I need to prove that if $V$ is a finite dimensional vector space over a field K with a non-degenerate inner-product and $W\subset V$ is a subspace of V, then: $$ (W^\bot)^\bot=W $$ Here is my approach:

If $\langle\cdot,\cdot\rangle$ is the non-degenerate inner product of $V$ and $B={w_1, ... , w_n}$ is a base of $V$ where ${w_1, ... , w_r}$ is a base of $W$ then I showed that $$ \langle u,v\rangle=[u]^T_BA[v]_B $$ for a symmetric, invertible matrix $A\in\mathbb{R}^{n\times n}$. Then $W^\bot$ is the solution space of $A_rx=0$ where $A_r\in\mathbb{R}^{r\times n}$ is the matrix of the first $r$ lines of $A$. Is all this true?

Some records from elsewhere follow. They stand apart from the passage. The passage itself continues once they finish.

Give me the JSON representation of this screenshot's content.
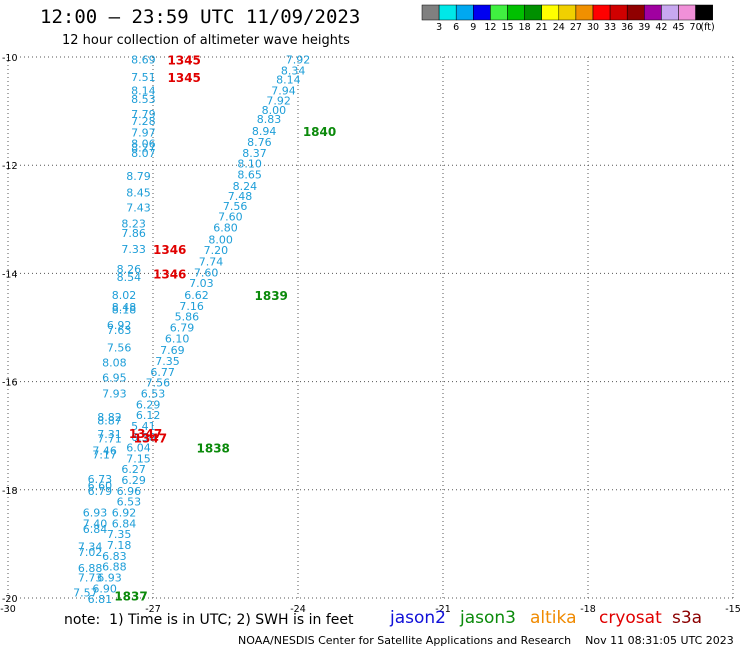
{
  "header": {
    "title": "12:00 — 23:59 UTC 11/09/2023",
    "subtitle": "12 hour collection of altimeter wave heights"
  },
  "legend_scale": {
    "labels": [
      "3",
      "6",
      "9",
      "12",
      "15",
      "18",
      "21",
      "24",
      "27",
      "30",
      "33",
      "36",
      "39",
      "42",
      "45",
      "70"
    ],
    "unit": "(ft)",
    "colors": [
      "#808080",
      "#00e8e8",
      "#00a8f0",
      "#0000f0",
      "#40f040",
      "#00c000",
      "#009000",
      "#ffff00",
      "#f0d000",
      "#f09000",
      "#ff0000",
      "#d00000",
      "#900000",
      "#a000a0",
      "#c8a8f0",
      "#f090d8",
      "#000000"
    ]
  },
  "footer": {
    "note": "note:  1) Time is in UTC; 2) SWH is in feet",
    "credit": "NOAA/NESDIS Center for Satellite Applications and Research    Nov 11 08:31:05 UTC 2023"
  },
  "satellites": [
    {
      "name": "jason2",
      "color": "#1010d8"
    },
    {
      "name": "jason3",
      "color": "#0b8a0b"
    },
    {
      "name": "altika",
      "color": "#f08a00"
    },
    {
      "name": "cryosat",
      "color": "#e00000"
    },
    {
      "name": "s3a",
      "color": "#8b0000"
    }
  ],
  "chart_data": {
    "type": "scatter",
    "x_ticks": [
      "-30",
      "-27",
      "-24",
      "-21",
      "-18",
      "-15"
    ],
    "y_ticks": [
      "-10",
      "-12",
      "-14",
      "-16",
      "-18",
      "-20"
    ],
    "xlim": [
      -30,
      -15
    ],
    "ylim": [
      -20,
      -10
    ],
    "grid": true,
    "point_color": "#1e9ed8",
    "series": [
      {
        "name": "track-west",
        "points": [
          {
            "x": -27.2,
            "y": -10.05,
            "label": "8.69"
          },
          {
            "x": -27.2,
            "y": -10.37,
            "label": "7.51"
          },
          {
            "x": -27.2,
            "y": -10.62,
            "label": "8.14"
          },
          {
            "x": -27.2,
            "y": -10.78,
            "label": "8.53"
          },
          {
            "x": -27.2,
            "y": -11.05,
            "label": "7.79"
          },
          {
            "x": -27.2,
            "y": -11.18,
            "label": "7.28"
          },
          {
            "x": -27.2,
            "y": -11.4,
            "label": "7.97"
          },
          {
            "x": -27.2,
            "y": -11.6,
            "label": "8.06"
          },
          {
            "x": -27.2,
            "y": -11.67,
            "label": "8.27"
          },
          {
            "x": -27.2,
            "y": -11.77,
            "label": "8.07"
          },
          {
            "x": -27.3,
            "y": -12.2,
            "label": "8.79"
          },
          {
            "x": -27.3,
            "y": -12.5,
            "label": "8.45"
          },
          {
            "x": -27.3,
            "y": -12.78,
            "label": "7.43"
          },
          {
            "x": -27.4,
            "y": -13.08,
            "label": "8.23"
          },
          {
            "x": -27.4,
            "y": -13.25,
            "label": "7.86"
          },
          {
            "x": -27.4,
            "y": -13.55,
            "label": "7.33"
          },
          {
            "x": -27.5,
            "y": -13.92,
            "label": "8.26"
          },
          {
            "x": -27.5,
            "y": -14.07,
            "label": "8.54"
          },
          {
            "x": -27.6,
            "y": -14.4,
            "label": "8.02"
          },
          {
            "x": -27.6,
            "y": -14.62,
            "label": "8.48"
          },
          {
            "x": -27.6,
            "y": -14.67,
            "label": "8.18"
          },
          {
            "x": -27.7,
            "y": -14.95,
            "label": "6.92"
          },
          {
            "x": -27.7,
            "y": -15.05,
            "label": "7.63"
          },
          {
            "x": -27.7,
            "y": -15.37,
            "label": "7.56"
          },
          {
            "x": -27.8,
            "y": -15.65,
            "label": "8.08"
          },
          {
            "x": -27.8,
            "y": -15.92,
            "label": "6.95"
          },
          {
            "x": -27.8,
            "y": -16.22,
            "label": "7.93"
          },
          {
            "x": -27.9,
            "y": -16.65,
            "label": "8.82"
          },
          {
            "x": -27.9,
            "y": -16.72,
            "label": "8.87"
          },
          {
            "x": -27.9,
            "y": -16.97,
            "label": "7.31"
          },
          {
            "x": -27.9,
            "y": -17.05,
            "label": "7.71"
          },
          {
            "x": -28.0,
            "y": -17.27,
            "label": "7.46"
          },
          {
            "x": -28.0,
            "y": -17.35,
            "label": "7.17"
          },
          {
            "x": -28.1,
            "y": -17.8,
            "label": "6.73"
          },
          {
            "x": -28.1,
            "y": -17.92,
            "label": "6.60"
          },
          {
            "x": -28.1,
            "y": -18.02,
            "label": "6.79"
          },
          {
            "x": -28.2,
            "y": -18.42,
            "label": "6.93"
          },
          {
            "x": -28.2,
            "y": -18.62,
            "label": "7.40"
          },
          {
            "x": -28.2,
            "y": -18.72,
            "label": "6.84"
          },
          {
            "x": -28.3,
            "y": -19.05,
            "label": "7.34"
          },
          {
            "x": -28.3,
            "y": -19.15,
            "label": "7.02"
          },
          {
            "x": -28.3,
            "y": -19.45,
            "label": "6.88"
          },
          {
            "x": -28.3,
            "y": -19.62,
            "label": "7.73"
          },
          {
            "x": -28.4,
            "y": -19.9,
            "label": "7.57"
          }
        ]
      },
      {
        "name": "track-east",
        "points": [
          {
            "x": -24.0,
            "y": -10.05,
            "label": "7.92"
          },
          {
            "x": -24.1,
            "y": -10.25,
            "label": "8.34"
          },
          {
            "x": -24.2,
            "y": -10.42,
            "label": "8.14"
          },
          {
            "x": -24.3,
            "y": -10.62,
            "label": "7.94"
          },
          {
            "x": -24.4,
            "y": -10.8,
            "label": "7.92"
          },
          {
            "x": -24.5,
            "y": -10.98,
            "label": "8.00"
          },
          {
            "x": -24.6,
            "y": -11.15,
            "label": "8.83"
          },
          {
            "x": -24.7,
            "y": -11.37,
            "label": "8.94"
          },
          {
            "x": -24.8,
            "y": -11.57,
            "label": "8.76"
          },
          {
            "x": -24.9,
            "y": -11.77,
            "label": "8.37"
          },
          {
            "x": -25.0,
            "y": -11.97,
            "label": "8.10"
          },
          {
            "x": -25.0,
            "y": -12.17,
            "label": "8.65"
          },
          {
            "x": -25.1,
            "y": -12.38,
            "label": "8.24"
          },
          {
            "x": -25.2,
            "y": -12.57,
            "label": "7.48"
          },
          {
            "x": -25.3,
            "y": -12.75,
            "label": "7.56"
          },
          {
            "x": -25.4,
            "y": -12.95,
            "label": "7.60"
          },
          {
            "x": -25.5,
            "y": -13.15,
            "label": "6.80"
          },
          {
            "x": -25.6,
            "y": -13.37,
            "label": "8.00"
          },
          {
            "x": -25.7,
            "y": -13.57,
            "label": "7.20"
          },
          {
            "x": -25.8,
            "y": -13.78,
            "label": "7.74"
          },
          {
            "x": -25.9,
            "y": -13.98,
            "label": "7.60"
          },
          {
            "x": -26.0,
            "y": -14.18,
            "label": "7.03"
          },
          {
            "x": -26.1,
            "y": -14.4,
            "label": "6.62"
          },
          {
            "x": -26.2,
            "y": -14.6,
            "label": "7.16"
          },
          {
            "x": -26.3,
            "y": -14.8,
            "label": "5.86"
          },
          {
            "x": -26.4,
            "y": -15.0,
            "label": "6.79"
          },
          {
            "x": -26.5,
            "y": -15.2,
            "label": "6.10"
          },
          {
            "x": -26.6,
            "y": -15.42,
            "label": "7.69"
          },
          {
            "x": -26.7,
            "y": -15.62,
            "label": "7.35"
          },
          {
            "x": -26.8,
            "y": -15.82,
            "label": "6.77"
          },
          {
            "x": -26.9,
            "y": -16.02,
            "label": "7.56"
          },
          {
            "x": -27.0,
            "y": -16.22,
            "label": "6.53"
          },
          {
            "x": -27.1,
            "y": -16.42,
            "label": "6.29"
          },
          {
            "x": -27.1,
            "y": -16.62,
            "label": "6.12"
          },
          {
            "x": -27.2,
            "y": -16.82,
            "label": "5.41"
          },
          {
            "x": -27.2,
            "y": -17.02,
            "label": "6.50"
          },
          {
            "x": -27.3,
            "y": -17.22,
            "label": "6.04"
          },
          {
            "x": -27.3,
            "y": -17.42,
            "label": "7.15"
          },
          {
            "x": -27.4,
            "y": -17.62,
            "label": "6.27"
          },
          {
            "x": -27.4,
            "y": -17.82,
            "label": "6.29"
          },
          {
            "x": -27.5,
            "y": -18.02,
            "label": "6.96"
          },
          {
            "x": -27.5,
            "y": -18.22,
            "label": "6.53"
          },
          {
            "x": -27.6,
            "y": -18.42,
            "label": "6.92"
          },
          {
            "x": -27.6,
            "y": -18.62,
            "label": "6.84"
          },
          {
            "x": -27.7,
            "y": -18.82,
            "label": "7.35"
          },
          {
            "x": -27.7,
            "y": -19.02,
            "label": "7.18"
          },
          {
            "x": -27.8,
            "y": -19.22,
            "label": "6.83"
          },
          {
            "x": -27.8,
            "y": -19.42,
            "label": "6.88"
          },
          {
            "x": -27.9,
            "y": -19.62,
            "label": "6.93"
          },
          {
            "x": -28.0,
            "y": -19.82,
            "label": "6.90"
          },
          {
            "x": -28.1,
            "y": -20.02,
            "label": "6.81"
          }
        ]
      }
    ],
    "time_labels": [
      {
        "x": -26.7,
        "y": -10.05,
        "text": "1345",
        "color": "#e00000"
      },
      {
        "x": -26.7,
        "y": -10.37,
        "text": "1345",
        "color": "#e00000"
      },
      {
        "x": -27.0,
        "y": -13.55,
        "text": "1346",
        "color": "#e00000"
      },
      {
        "x": -27.0,
        "y": -14.0,
        "text": "1346",
        "color": "#e00000"
      },
      {
        "x": -27.5,
        "y": -16.95,
        "text": "1347",
        "color": "#e00000"
      },
      {
        "x": -27.4,
        "y": -17.03,
        "text": "1347",
        "color": "#e00000"
      },
      {
        "x": -23.9,
        "y": -11.37,
        "text": "1840",
        "color": "#0b8a0b"
      },
      {
        "x": -24.9,
        "y": -14.4,
        "text": "1839",
        "color": "#0b8a0b"
      },
      {
        "x": -26.1,
        "y": -17.22,
        "text": "1838",
        "color": "#0b8a0b"
      },
      {
        "x": -27.8,
        "y": -19.95,
        "text": "1837",
        "color": "#0b8a0b"
      }
    ]
  }
}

I tried to exploit this but wasn't able to do so. How to proceed further?


It is clear that $W \subset W^{\perp \perp}$. Now, $\dim(W^{\perp \perp})=n-(n-\dim(W))=\dim(W)$. Now, when does a subspace have the same dimension as the space?


$\dim W + \dim W^\perp =n$ implies $\dim W^\perp + \dim W^{\perp\perp} =n$ and so $\dim W = \dim W^{\perp\perp}$.

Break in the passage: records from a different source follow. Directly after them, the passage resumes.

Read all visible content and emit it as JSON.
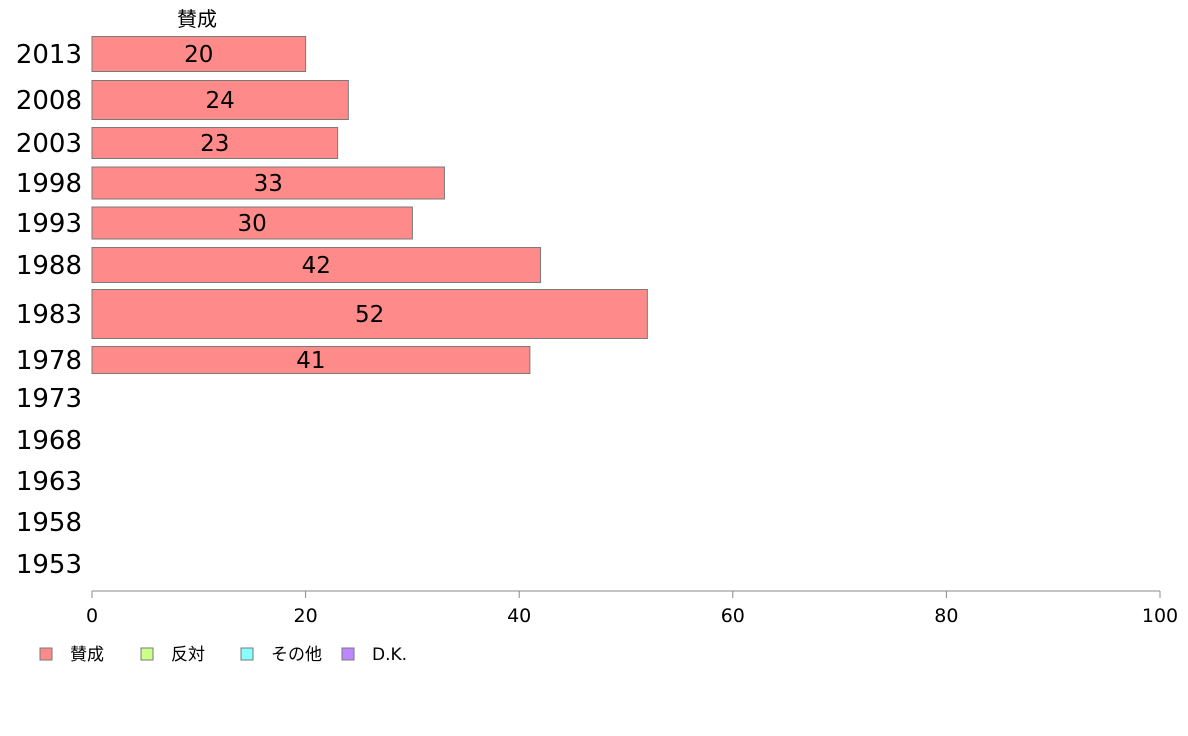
{
  "chart_data": {
    "type": "bar",
    "orientation": "horizontal",
    "stacked": true,
    "column_header": "賛成",
    "categories": [
      "2013",
      "2008",
      "2003",
      "1998",
      "1993",
      "1988",
      "1983",
      "1978",
      "1973",
      "1968",
      "1963",
      "1958",
      "1953"
    ],
    "series": [
      {
        "name": "賛成",
        "color": "#ff8a8a",
        "values": [
          20,
          24,
          23,
          33,
          30,
          42,
          52,
          41,
          null,
          null,
          null,
          null,
          null
        ]
      },
      {
        "name": "反対",
        "color": "#ccff88",
        "values": [
          null,
          null,
          null,
          null,
          null,
          null,
          null,
          null,
          null,
          null,
          null,
          null,
          null
        ]
      },
      {
        "name": "その他",
        "color": "#88ffff",
        "values": [
          null,
          null,
          null,
          null,
          null,
          null,
          null,
          null,
          null,
          null,
          null,
          null,
          null
        ]
      },
      {
        "name": "D.K.",
        "color": "#bb88ff",
        "values": [
          null,
          null,
          null,
          null,
          null,
          null,
          null,
          null,
          null,
          null,
          null,
          null,
          null
        ]
      }
    ],
    "xlim": [
      0,
      100
    ],
    "xticks": [
      "0",
      "20",
      "40",
      "60",
      "80",
      "100"
    ],
    "legend_position": "bottom-left",
    "grid": false
  }
}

Now you just need to prove that $W \subseteq W^{\perp\perp}$ or $W \supseteq W^{\perp\perp}$, whichever is easier.


You have a finite-dimensional vector space $V$ of dimension $n$, and you have a subspace $W\subseteq V$.

Notice first that $W \subseteq W^{\perp\perp}$: If $x \in W$, then $\langle x, u \rangle = 0$ for all $u \in W^{\perp}$. Since an element $y\in W^{\perp\perp}$ is defined by the property that $\langle y, u \rangle = 0$ forall $u \in W^{\perp}$, you see that $x \in W^{\perp\perp}$.

From $\dim W + \dim W^{\perp} = n$ and $\dim W^{\perp} + \dim W^{\perp\perp}=n$, you get

$$ \dim W +\dim W^{\perp} = \dim W^{\perp} + \dim W^{\perp\perp}, $$

or

$$ \dim W = \dim W^{\perp\perp}. $$

Since $W\subseteq W^{\perp\perp}$, you have $W=W^{\perp\perp}$.